Lovers' Lane is a 1924 American silent romantic comedy film based upon the play by Clyde Fitch and directed by Phil Rosen. It stars Robert Ellis and Gertrude Olmstead.

==Plot==
As described in a review in a film magazine, when Dr. Singleton tells his sweetheart, Mary Larkin, that even though he loves her he will not surrender his practice in their small New England town, she becomes peeved and encourages a stranger. Dr. Stone, an old-timer and anti-modern method practitioner, has told a divorcee that her lame child is incurable. Singleton takes them both into his home and is successful in his operation upon the youngster. Mary decides to marry Woodbridge, the stranger, and calls upon Singleton's father, a local minister, to perform the ceremony.
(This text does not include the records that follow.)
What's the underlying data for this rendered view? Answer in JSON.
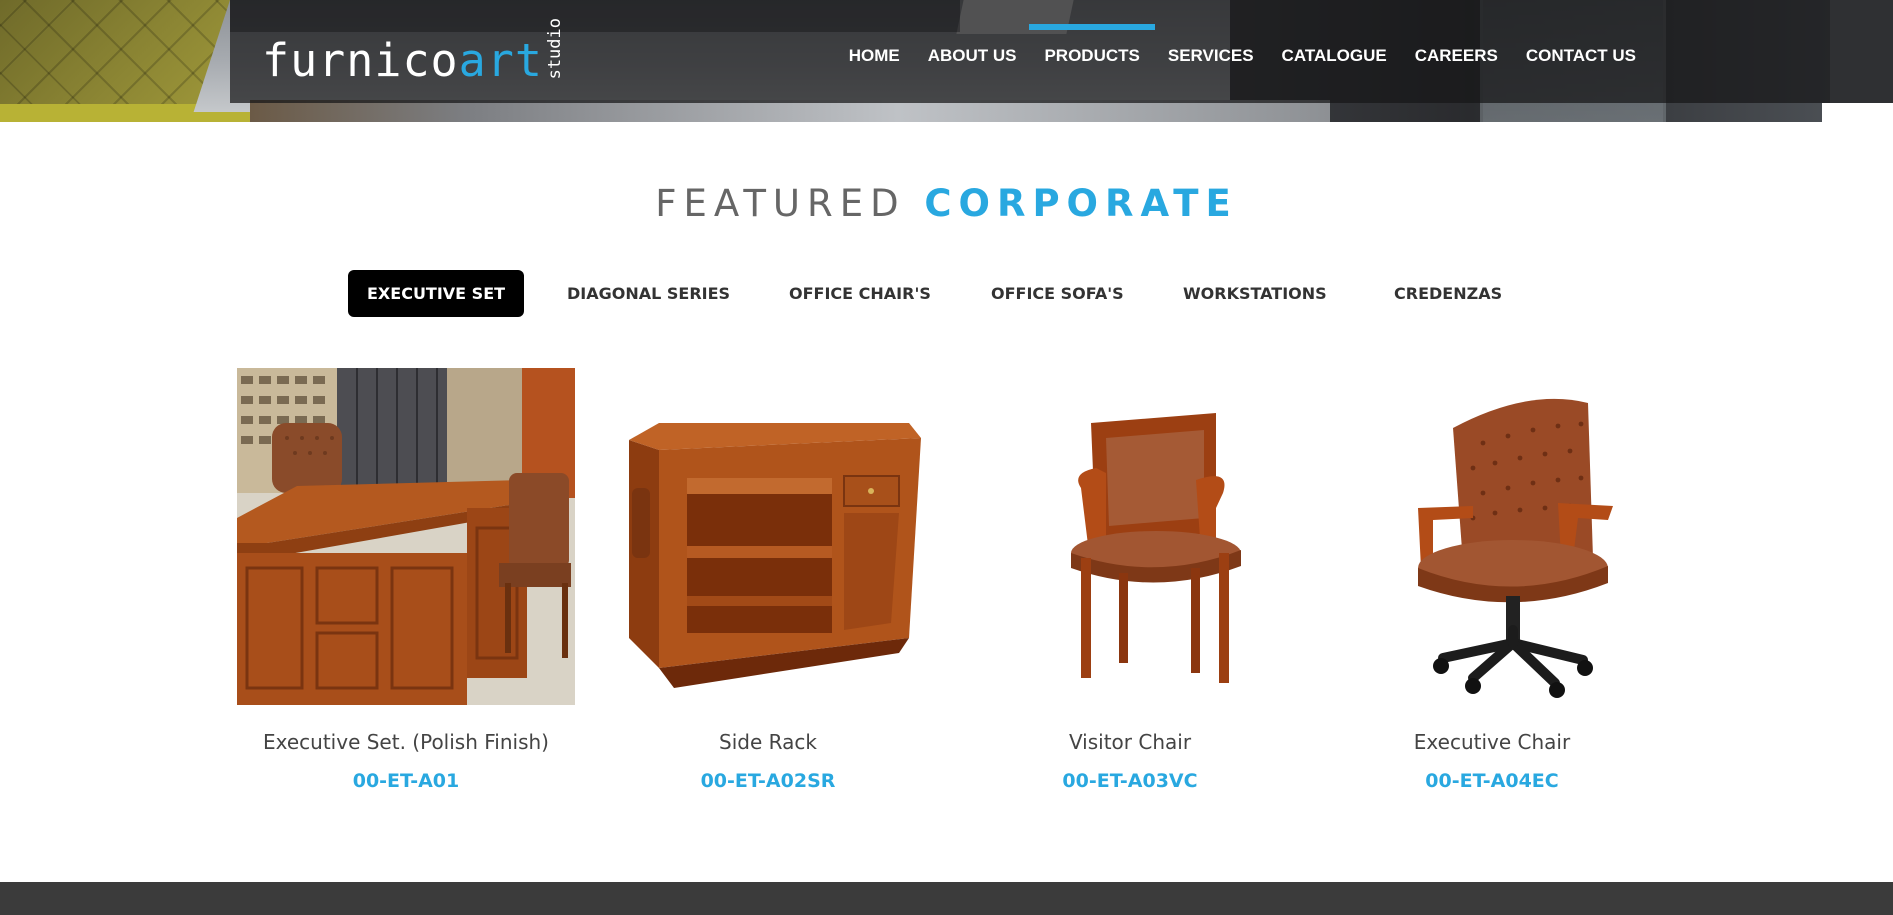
{
  "brand": {
    "name_main": "furnico",
    "name_accent": "art",
    "name_sub": "studio"
  },
  "nav": [
    {
      "label": "HOME",
      "active": false
    },
    {
      "label": "ABOUT US",
      "active": false
    },
    {
      "label": "PRODUCTS",
      "active": true
    },
    {
      "label": "SERVICES",
      "active": false
    },
    {
      "label": "CATALOGUE",
      "active": false
    },
    {
      "label": "CAREERS",
      "active": false
    },
    {
      "label": "CONTACT US",
      "active": false
    }
  ],
  "heading": {
    "part1": "FEATURED",
    "part2": "CORPORATE"
  },
  "tabs": [
    {
      "label": "EXECUTIVE SET",
      "active": true
    },
    {
      "label": "DIAGONAL SERIES",
      "active": false
    },
    {
      "label": "OFFICE CHAIR'S",
      "active": false
    },
    {
      "label": "OFFICE SOFA'S",
      "active": false
    },
    {
      "label": "WORKSTATIONS",
      "active": false
    },
    {
      "label": "CREDENZAS",
      "active": false
    }
  ],
  "products": [
    {
      "name": "Executive Set. (Polish Finish)",
      "code": "00-ET-A01",
      "image": "executive-desk-photo"
    },
    {
      "name": "Side Rack",
      "code": "00-ET-A02SR",
      "image": "side-rack-photo"
    },
    {
      "name": "Visitor Chair",
      "code": "00-ET-A03VC",
      "image": "visitor-chair-photo"
    },
    {
      "name": "Executive Chair",
      "code": "00-ET-A04EC",
      "image": "executive-chair-photo"
    }
  ],
  "colors": {
    "accent": "#29a8e0",
    "tab_active_bg": "#000000",
    "heading_grey": "#666666",
    "footer": "#3b3b3b"
  }
}
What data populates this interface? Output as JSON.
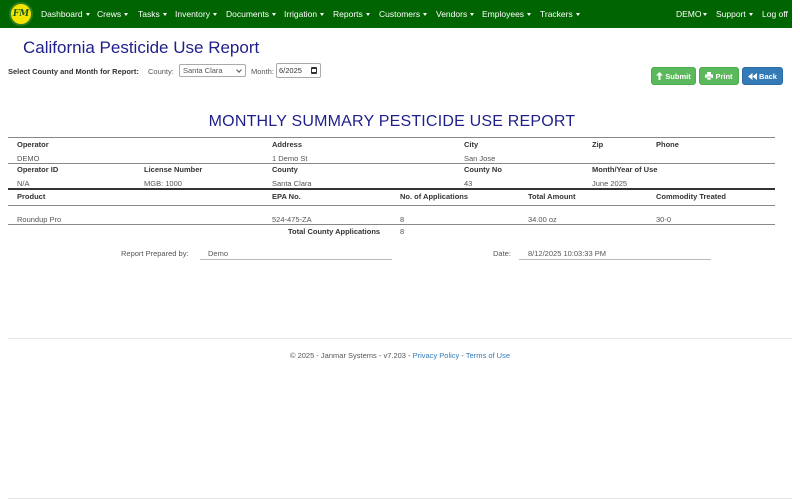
{
  "nav": {
    "logo_text": "FM",
    "items": [
      {
        "label": "Dashboard"
      },
      {
        "label": "Crews"
      },
      {
        "label": "Tasks"
      },
      {
        "label": "Inventory"
      },
      {
        "label": "Documents"
      },
      {
        "label": "Irrigation"
      },
      {
        "label": "Reports"
      },
      {
        "label": "Customers"
      },
      {
        "label": "Vendors"
      },
      {
        "label": "Employees"
      },
      {
        "label": "Trackers"
      }
    ],
    "right": [
      {
        "label": "DEMO"
      },
      {
        "label": "Support"
      },
      {
        "label": "Log off"
      }
    ]
  },
  "page": {
    "title": "California Pesticide Use Report"
  },
  "filters": {
    "label": "Select County and Month for Report:",
    "county_label": "County:",
    "county_value": "Santa Clara",
    "month_label": "Month:",
    "month_value": "6/2025"
  },
  "buttons": {
    "submit": "Submit",
    "print": "Print",
    "back": "Back"
  },
  "report": {
    "title": "MONTHLY SUMMARY PESTICIDE USE REPORT",
    "row1_headers": [
      "Operator",
      "Address",
      "City",
      "Zip",
      "Phone"
    ],
    "row1_values": [
      "DEMO",
      "1 Demo St",
      "San Jose",
      "",
      ""
    ],
    "row2_headers": [
      "Operator ID",
      "License Number",
      "County",
      "County No",
      "Month/Year of Use"
    ],
    "row2_values": [
      "N/A",
      "MGB: 1000",
      "Santa Clara",
      "43",
      "June 2025"
    ],
    "product_headers": [
      "Product",
      "EPA No.",
      "No. of Applications",
      "Total Amount",
      "Commodity Treated"
    ],
    "products": [
      {
        "product": "Roundup Pro",
        "epa": "524-475-ZA",
        "applications": "8",
        "amount": "34.00 oz",
        "commodity": "30-0"
      }
    ],
    "total_label": "Total County Applications",
    "total_value": "8"
  },
  "prepared": {
    "label": "Report Prepared by:",
    "value": "Demo",
    "date_label": "Date:",
    "date_value": "8/12/2025 10:03:33 PM"
  },
  "footer": {
    "text": "© 2025 - Janmar Systems - v7.203 - ",
    "privacy": "Privacy Policy",
    "sep": " - ",
    "terms": "Terms of Use"
  }
}
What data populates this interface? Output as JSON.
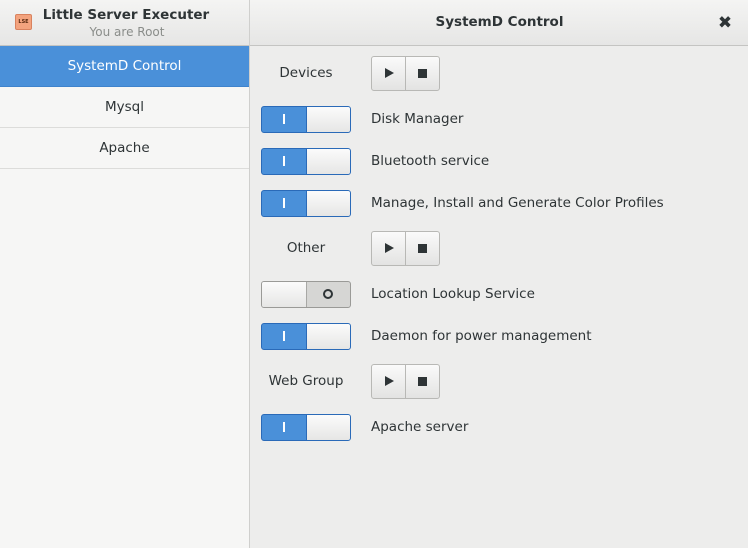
{
  "app": {
    "icon_text": "LSE",
    "title": "Little Server Executer",
    "subtitle": "You are Root"
  },
  "header": {
    "title": "SystemD Control",
    "close_icon": "✖"
  },
  "sidebar": {
    "items": [
      {
        "label": "SystemD Control",
        "selected": true
      },
      {
        "label": "Mysql",
        "selected": false
      },
      {
        "label": "Apache",
        "selected": false
      }
    ]
  },
  "groups": [
    {
      "name": "Devices",
      "services": [
        {
          "label": "Disk Manager",
          "enabled": true
        },
        {
          "label": "Bluetooth service",
          "enabled": true
        },
        {
          "label": "Manage, Install and Generate Color Profiles",
          "enabled": true
        }
      ]
    },
    {
      "name": "Other",
      "services": [
        {
          "label": "Location Lookup Service",
          "enabled": false
        },
        {
          "label": "Daemon for power management",
          "enabled": true
        }
      ]
    },
    {
      "name": "Web Group",
      "services": [
        {
          "label": "Apache server",
          "enabled": true
        }
      ]
    }
  ],
  "icons": {
    "play": "play-icon",
    "stop": "stop-icon",
    "close": "close-icon"
  },
  "colors": {
    "accent": "#4a90d9"
  }
}
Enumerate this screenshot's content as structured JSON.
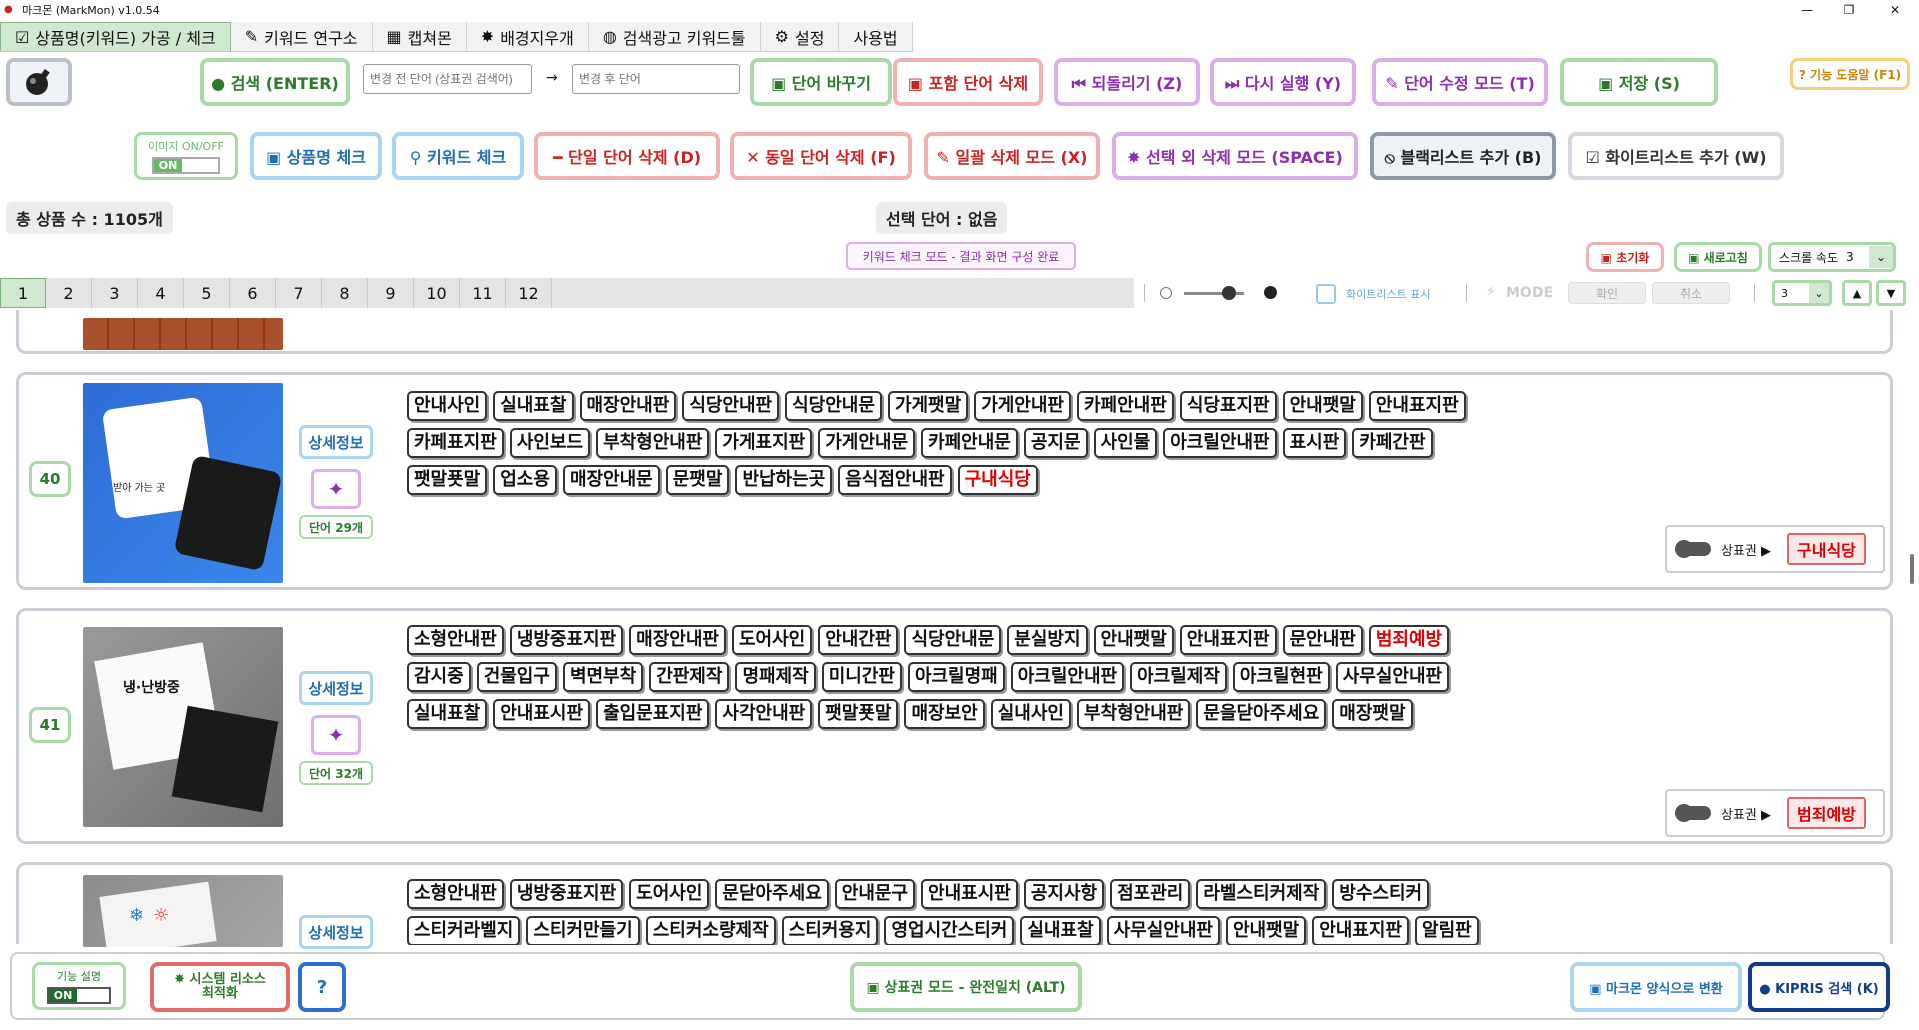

Tom is a witness, and when the divorcee is also called it develops that she divorced Woodbridge for non-support. Seeing his child Dick reunites Woodbridge and his former wife, and after that Dr. Singleton has everything his own way.

==Box-office==
According to Warner Bros records the film earned $182,000 domestically and $19,000 foreign.

==Preservation status==
Warner Bros. records of the film's negative have a notation, "Junked 12/27/48" (i.e. December 27, 1948). Warner Bros., destroyed many of its nitrate negatives in the late 1940s and 1950s due to the decomposition of its pre-1933 films. No prints of Lover's Lane are known to exist and it is now considered to be a lost film.